Peter Goldberger told me that this is the outcome that he had predicted.  He does think that a war tax resister might succeed on a suit to recover penalties based on the Supreme Court’s broad interpretation of the Religious Freedom Restoration Act in the Hobby Lobby decision, which allowed a conscience exception to a company from the requirement to provide employees with birth control.
Attorney Kovsky has not given up.

We are disappointed with the Panel Decision. There is a further proceeding in the Ninth Circuit, a petition for rehearing or for rehearing en banc (larger body of judges). I am preparing such a petition that will respond to the Panel Decision, something in the nature of commentary.

 Other Comments
 
I asked my friend Tom Cahill, a long time peace activist, for his thoughts on the issue.

As I see it, it is a contempt of conscience to call “frivolous” (as in “silly, trivial,” etc) a person’s refusal to pay for mass killing and destruction. War has always been good business for a select few who then use some of their ill-gotten gains to manipulate The Law to their own criminally-insane purposes.  Humankind and The Law need to evolve out of the darkness of the jungle and into the light.

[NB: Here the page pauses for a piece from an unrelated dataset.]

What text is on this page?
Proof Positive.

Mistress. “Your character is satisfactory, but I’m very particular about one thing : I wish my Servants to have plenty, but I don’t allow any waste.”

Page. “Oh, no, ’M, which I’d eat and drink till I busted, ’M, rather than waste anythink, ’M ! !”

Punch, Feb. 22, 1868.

And this is happening.  Elizabeth Boardman isn’t the first war tax resister and she won’t be the last.

Although they did not run into one another, both Tom and Ms. Boardman served as human shields in Iraq.  Tom is, as far as I know, the only veteran of the United States Air Force to engage in that activity.
Michael Mello covered the most recent decision for Law360.  Other than that, I could not find any other coverage.